Depuis 2000 ans

Montpellier : Monseigneur Turini porte plainte après les dégradations de la cathédrale Saint-Pierre

capture Facebook
capture Facebook
« Des individus se sont permis de souiller les portes et les murs de notre lieu de culte le plus central »

À Montpellier, la soirée du « Karnaval des gueux » a laissé derrière elle un profond malaise. Mardi soir, des participants à ce rassemblement annuel ont tagué les portes et les murs de la cathédrale Saint-Pierre et allumé plusieurs feux de palettes devant l’édifice. Des faits commis sous le regard des forces de l’ordre présentes sur place, mais qui ont choisi de ne pas intervenir immédiatement.Dans un communiqué publié au lendemain des événements, Monseigneur Norbert Turini, archevêque de Montpellier a exprimé son indignation. « Ces faits, survenus en présence des forces de l’ordre restées sans intervention, choquent aujourd’hui à la lumière du jour les fidèles et les habitants de notre ville », écrit-il.
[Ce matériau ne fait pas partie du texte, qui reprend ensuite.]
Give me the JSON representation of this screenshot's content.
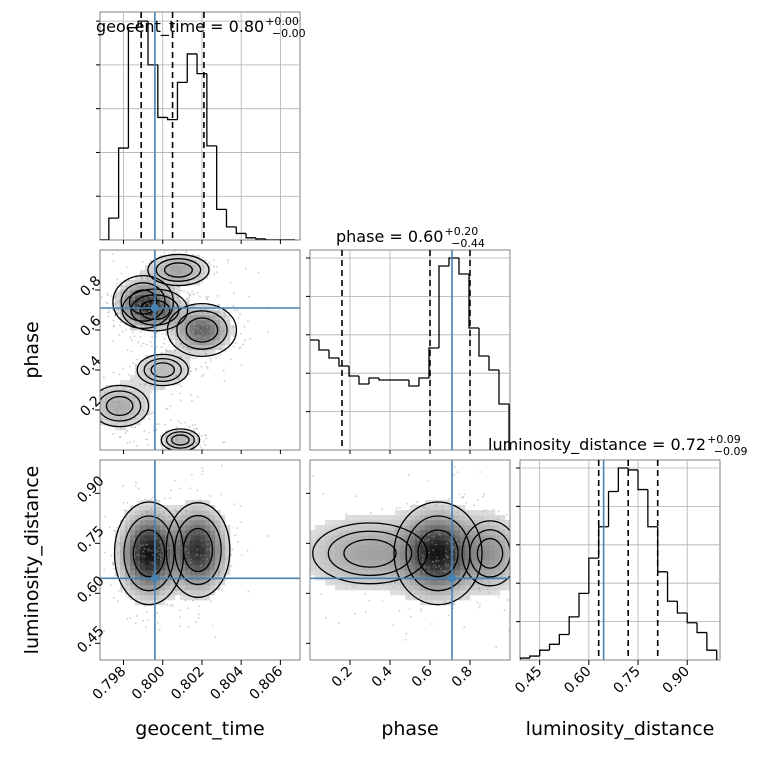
{
  "figure": {
    "type": "corner-plot"
  },
  "chart_data": [
    {
      "type": "histogram",
      "panel": "geocent_time",
      "title": {
        "base": "geocent_time = 0.80",
        "sup": "+0.00",
        "sub": "−0.00"
      },
      "x": [
        0.797,
        0.7975,
        0.798,
        0.7985,
        0.799,
        0.7995,
        0.8,
        0.8005,
        0.801,
        0.8015,
        0.802,
        0.8025,
        0.803,
        0.8035,
        0.804,
        0.8045,
        0.805,
        0.8055,
        0.806,
        0.8065
      ],
      "values": [
        0.0,
        0.1,
        0.42,
        0.97,
        1.0,
        0.8,
        0.56,
        0.55,
        0.72,
        0.85,
        0.76,
        0.43,
        0.14,
        0.06,
        0.03,
        0.01,
        0.005,
        0.0,
        0.0,
        0.0
      ],
      "xlim": [
        0.7968,
        0.807
      ],
      "quantiles": [
        0.7989,
        0.8005,
        0.8021
      ],
      "truth": 0.7996,
      "grid": true
    },
    {
      "type": "histogram",
      "panel": "phase",
      "title": {
        "base": "phase = 0.60",
        "sup": "+0.20",
        "sub": "−0.44"
      },
      "x": [
        0.02,
        0.07,
        0.12,
        0.17,
        0.22,
        0.27,
        0.32,
        0.37,
        0.42,
        0.47,
        0.52,
        0.57,
        0.62,
        0.67,
        0.72,
        0.77,
        0.82,
        0.87,
        0.92,
        0.97
      ],
      "values": [
        0.55,
        0.5,
        0.46,
        0.42,
        0.37,
        0.33,
        0.36,
        0.35,
        0.35,
        0.35,
        0.32,
        0.36,
        0.51,
        0.92,
        0.96,
        0.88,
        0.61,
        0.47,
        0.4,
        0.23
      ],
      "xlim": [
        0.0,
        1.0
      ],
      "quantiles": [
        0.16,
        0.6,
        0.8
      ],
      "truth": 0.71,
      "grid": true
    },
    {
      "type": "histogram",
      "panel": "luminosity_distance",
      "title": {
        "base": "luminosity_distance = 0.72",
        "sup": "+0.09",
        "sub": "−0.09"
      },
      "x": [
        0.405,
        0.435,
        0.465,
        0.495,
        0.525,
        0.555,
        0.585,
        0.615,
        0.645,
        0.675,
        0.705,
        0.735,
        0.765,
        0.795,
        0.825,
        0.855,
        0.885,
        0.915,
        0.945,
        0.975
      ],
      "values": [
        0.01,
        0.02,
        0.05,
        0.08,
        0.13,
        0.22,
        0.34,
        0.52,
        0.68,
        0.86,
        0.98,
        0.97,
        0.87,
        0.68,
        0.45,
        0.3,
        0.24,
        0.19,
        0.14,
        0.05
      ],
      "xlim": [
        0.39,
        1.0
      ],
      "quantiles": [
        0.63,
        0.72,
        0.81
      ],
      "truth": 0.645,
      "grid": true
    },
    {
      "type": "contour",
      "panel": "phase vs geocent_time",
      "xlim": [
        0.7968,
        0.807
      ],
      "ylim": [
        0.0,
        1.0
      ],
      "truth": [
        0.7996,
        0.71
      ],
      "modes": [
        {
          "x": 0.799,
          "y": 0.74,
          "sx": 0.0007,
          "sy": 0.06,
          "w": 1.0
        },
        {
          "x": 0.7996,
          "y": 0.7,
          "sx": 0.0008,
          "sy": 0.05,
          "w": 0.9
        },
        {
          "x": 0.802,
          "y": 0.6,
          "sx": 0.0008,
          "sy": 0.06,
          "w": 1.0
        },
        {
          "x": 0.8008,
          "y": 0.9,
          "sx": 0.001,
          "sy": 0.05,
          "w": 0.5
        },
        {
          "x": 0.8,
          "y": 0.4,
          "sx": 0.001,
          "sy": 0.06,
          "w": 0.35
        },
        {
          "x": 0.7978,
          "y": 0.22,
          "sx": 0.001,
          "sy": 0.07,
          "w": 0.45
        },
        {
          "x": 0.8009,
          "y": 0.05,
          "sx": 0.0007,
          "sy": 0.04,
          "w": 0.4
        }
      ]
    },
    {
      "type": "contour",
      "panel": "luminosity_distance vs geocent_time",
      "xlim": [
        0.7968,
        0.807
      ],
      "ylim": [
        0.4,
        1.0
      ],
      "truth": [
        0.7996,
        0.645
      ],
      "modes": [
        {
          "x": 0.7993,
          "y": 0.72,
          "sx": 0.0008,
          "sy": 0.07,
          "w": 1.0
        },
        {
          "x": 0.8018,
          "y": 0.73,
          "sx": 0.0008,
          "sy": 0.07,
          "w": 0.85
        }
      ]
    },
    {
      "type": "contour",
      "panel": "luminosity_distance vs phase",
      "xlim": [
        0.0,
        1.0
      ],
      "ylim": [
        0.4,
        1.0
      ],
      "truth": [
        0.71,
        0.645
      ],
      "modes": [
        {
          "x": 0.64,
          "y": 0.72,
          "sx": 0.1,
          "sy": 0.07,
          "w": 1.0
        },
        {
          "x": 0.3,
          "y": 0.72,
          "sx": 0.22,
          "sy": 0.07,
          "w": 0.35
        },
        {
          "x": 0.9,
          "y": 0.72,
          "sx": 0.1,
          "sy": 0.07,
          "w": 0.4
        }
      ]
    }
  ],
  "axes": {
    "geocent_time": {
      "label": "geocent_time",
      "ticks": [
        0.798,
        0.8,
        0.802,
        0.804,
        0.806
      ],
      "tick_labels": [
        "0.798",
        "0.800",
        "0.802",
        "0.804",
        "0.806"
      ]
    },
    "phase": {
      "label": "phase",
      "ticks": [
        0.2,
        0.4,
        0.6,
        0.8
      ],
      "tick_labels": [
        "0.2",
        "0.4",
        "0.6",
        "0.8"
      ]
    },
    "luminosity_distance": {
      "label": "luminosity_distance",
      "ticks": [
        0.45,
        0.6,
        0.75,
        0.9
      ],
      "tick_labels": [
        "0.45",
        "0.60",
        "0.75",
        "0.90"
      ]
    }
  },
  "colors": {
    "truth": "#4682b4",
    "hist": "#000000",
    "quantile": "#000000",
    "grid": "#b0b0b0",
    "frame": "#808080"
  }
}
Le « Karnaval des gueux », organisé depuis 1995 et se présentant comme une « fête subversive et parfaitement désorganisée », a rassemblé environ 400 personnes dans le centre-ville. Au cours du cortège, des individus ont inscrit des tags sur la cathédrale et embrasé des palettes devant ses portes.L’évêché dénonce des actes qui ne relèvent pas seulement de la dégradation matérielle, mais d’une véritable profanation d’un lieu sacré. « Des individus se sont permis de souiller les portes et les murs de notre lieu de culte le plus central », déplore le communiqué. L’émotion est d’autant plus vive que la cathédrale doit accueillir, ce dimanche, des adultes qui recevront le baptême. « La cathédrale recevra ce dimanche les adultes qui seront baptisés lors d’une célébration particulière, leur témoignant désormais ce à quoi ils s’exposent : la déconsidération du monde », poursuit le texte. L’archevêque souligne également la portée symbolique de ces actes « en ce premier jour du Carême, alors que l’Église tout entière entre dans le chemin de la conversion et de la paix ».

Au-delà des dégradations, c’est l’attitude des forces de l’ordre qui suscite l’incompréhension du diocèse. « Le diocèse de Montpellier a décidé de saisir la justice afin que toute la lumière soit faite sur les motivations de cet acte et sur l’inaction des services d’ordre présents sur place. Nous attendons des autorités compétentes qu’elles assurent la protection des lieux de culte et la sérénité des croyants », indique encore le communiqué.

Lire aussi

La préfecture de l’Hérault a réagi sur les réseaux sociaux. Elle explique que, « concernant le feu de palettes devant la cathédrale, le choix tactique a été de prendre en compte le risque pour les personnes présentes d’une intervention offensive des forces de l’ordre ». Les policiers auraient protégé les sapeurs-pompiers lors de leur intervention pour éteindre l’incendie, et seraient intervenus plus loin dans le cortège lorsque plusieurs feux de poubelles ont été allumés. La préfet , Chantal Mauchet, a apporté son soutien au commissaire en charge de l’ordre public, estimant qu’il « a pris les décisions adaptées ». Elle a également déclaré : « Je condamne fermement cet incendie et les dégradations qui ont eu lieu sur l’édifice religieux, propriété de l’État, pour lesquelles je dépose plainte. »

Dans une ville marquée par une forte tradition universitaire et culturelle, ces événements ravivent la question de la protection des églises et du respect dû au patrimoine religieux. Pour les fidèles, la blessure est réelle. À l’entrée du temps de carême,l’Église locale appelle au calme, à la prière et à la justice, afin que la lumière soit faite sur des faits qui ont profondément troublé la communauté catholique montpelliéraine.